VLCAD deficiency is inherited in an autosomal recessive pattern. Normally a person has two functional ACADVL genes. In people with VLCAD deficiency, both genes have a mutation and there is a deficiency of the critical enzyme activity. Each parent of a newborn with VLCAD deficiency typically has one functional and one mutated gene and is considered a carrier. When both parents are carriers, the chance of a newborn inheriting two mutated genes is 25%.
Carriers of VLCAD deficiency do not typically have symptoms.
There are three types of VLCAD deficiency, which are all caused by mutations in the ACADVL gene. Symptoms of the most severe type typically begin in infancy and include cardiac (heart) symptoms (cardiomyopathy, arrhythmias), hypotonia (low muscle tone), hepatomegaly (enlarged liver) and intermittent hypoglycemia (low blood sugar). The second type has a childhood onset and symptoms may be similar to the infantile onset excluding cardiac symptoms. The third type has a later onset and episodes of rhabdomyolysis (breakdown of muscle fibers), muscle cramps and exercise intolerance.
- Incidence: The overall incidence is approximately 1 in 30,000.
- New York State Method of Screening (First Tier): Screening for VLCAD deficiency is accomplished by measuring acylcarnitines (C14 and C14:1) by tandem mass spectrometry (MS/MS).
- Second Tier Screening: None
- Testing can be affected by: Screening may be normal in patients with mild VLCAD deficiency who were recently fed, who received IV glucose or who were not ill when the specimen was collected.
- Interpretation/reporting of data: Results are reported as screen negative or as a referral. Prompt consultation with a specialist is required for a referral.
- Referral to Specialty Care Center: Patients with an abnormal newborn screen for VLCAD deficiency are referred to an Inherited Metabolic Disorder Specialty Care Center for evaluation by a biochemical geneticist trained in the diagnosis and treatment of VLCAD deficiency.
Diagnostic testing may include quantification of plasma acylcarnitines, molecular genetic testing of the ACADVL gene, functional analysis of fatty acid oxidation on fibroblasts (skin cells), enzyme analysis on fibroblasts or enzyme analysis on lymphocytes.

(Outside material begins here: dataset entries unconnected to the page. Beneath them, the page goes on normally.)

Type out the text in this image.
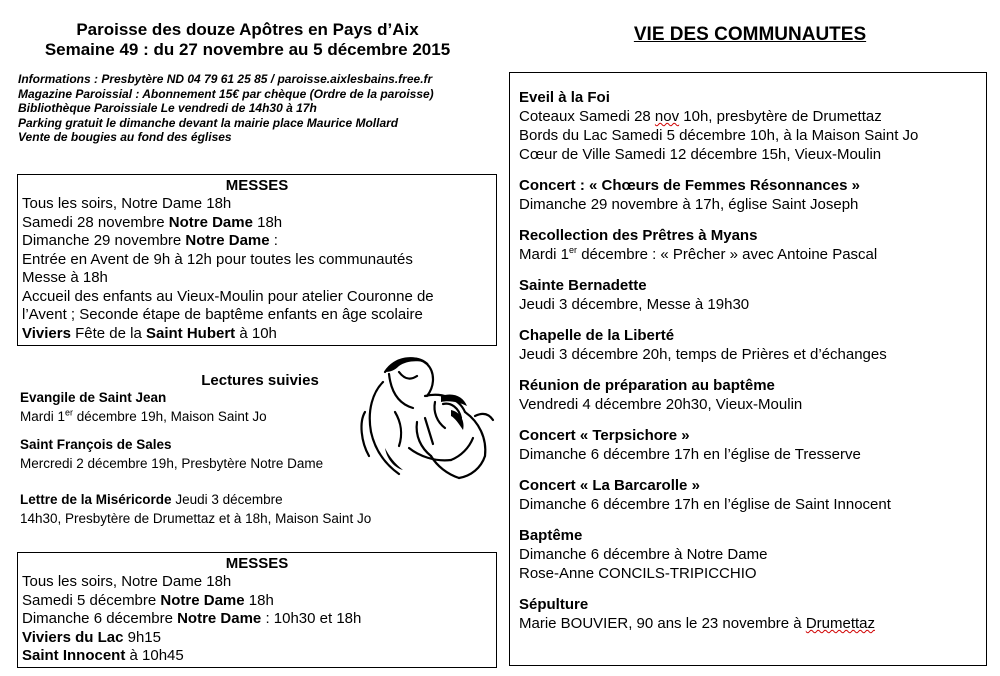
Paroisse des douze Apôtres en Pays d’Aix
Semaine 49 : du 27 novembre au 5 décembre 2015
Informations : Presbytère ND 04 79 61 25 85 / paroisse.aixlesbains.free.fr
Magazine Paroissial : Abonnement 15€ par chèque (Ordre de la paroisse)
Bibliothèque Paroissiale Le vendredi de 14h30 à 17h
Parking gratuit le dimanche devant la mairie place Maurice Mollard
Vente de bougies au fond des églises
MESSES
Tous les soirs, Notre Dame 18h
Samedi 28 novembre Notre Dame 18h
Dimanche 29 novembre Notre Dame :
Entrée en Avent de 9h à 12h pour toutes les communautés
Messe à 18h
Accueil des enfants au Vieux-Moulin pour atelier Couronne de
l’Avent ; Seconde étape de baptême enfants en âge scolaire
Viviers Fête de la Saint Hubert à 10h
Lectures suivies
Evangile de Saint Jean
Mardi 1er décembre 19h, Maison Saint Jo
Saint François de Sales
Mercredi 2 décembre 19h, Presbytère Notre Dame
Lettre de la Miséricorde Jeudi 3 décembre
14h30, Presbytère de Drumettaz et à 18h, Maison Saint Jo
MESSES
Tous les soirs, Notre Dame 18h
Samedi 5 décembre Notre Dame 18h
Dimanche 6 décembre Notre Dame : 10h30 et 18h
Viviers du Lac 9h15
Saint Innocent à 10h45
VIE DES COMMUNAUTES
Eveil à la Foi
Coteaux Samedi 28 nov 10h, presbytère de Drumettaz
Bords du Lac Samedi 5 décembre 10h, à la Maison Saint Jo
Cœur de Ville Samedi 12 décembre 15h, Vieux-Moulin
Concert : « Chœurs de Femmes Résonnances »
Dimanche 29 novembre à 17h, église Saint Joseph
Recollection des Prêtres à Myans
Mardi 1er décembre : « Prêcher » avec Antoine Pascal
Sainte Bernadette
Jeudi 3 décembre, Messe à 19h30
Chapelle de la Liberté
Jeudi 3 décembre 20h, temps de Prières et d’échanges
Réunion de préparation au baptême
Vendredi 4 décembre 20h30, Vieux-Moulin
Concert « Terpsichore »
Dimanche 6 décembre 17h en l’église de Tresserve
Concert « La Barcarolle »
Dimanche 6 décembre 17h en l’église de Saint Innocent
Baptême
Dimanche 6 décembre à Notre Dame
Rose-Anne CONCILS-TRIPICCHIO
Sépulture
Marie BOUVIER, 90 ans le 23 novembre à Drumettaz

Treatment is dietary including avoidance of fasting, drinking low-fat formula and supplementation with medium-chain triglycerides (MCT) as a source of supplemental calories. Treatment for cardiac involvement or rhabdomyolysis is supportive.
Prognosis is variable and dependent on multiple factors including the severity of disease and response to treatments.
Very long-chain acyl-CoA dehydrogenase (VLCAD) deficiency is a fatty acid oxidation disorder (inherited metabolic disorder).
VLCAD deficiency is caused by mutations in the ACADVL gene. Individuals with this disorder are unable to convert certain fats to energy and may develop symptoms during times of high energy need such as when fasting or ill.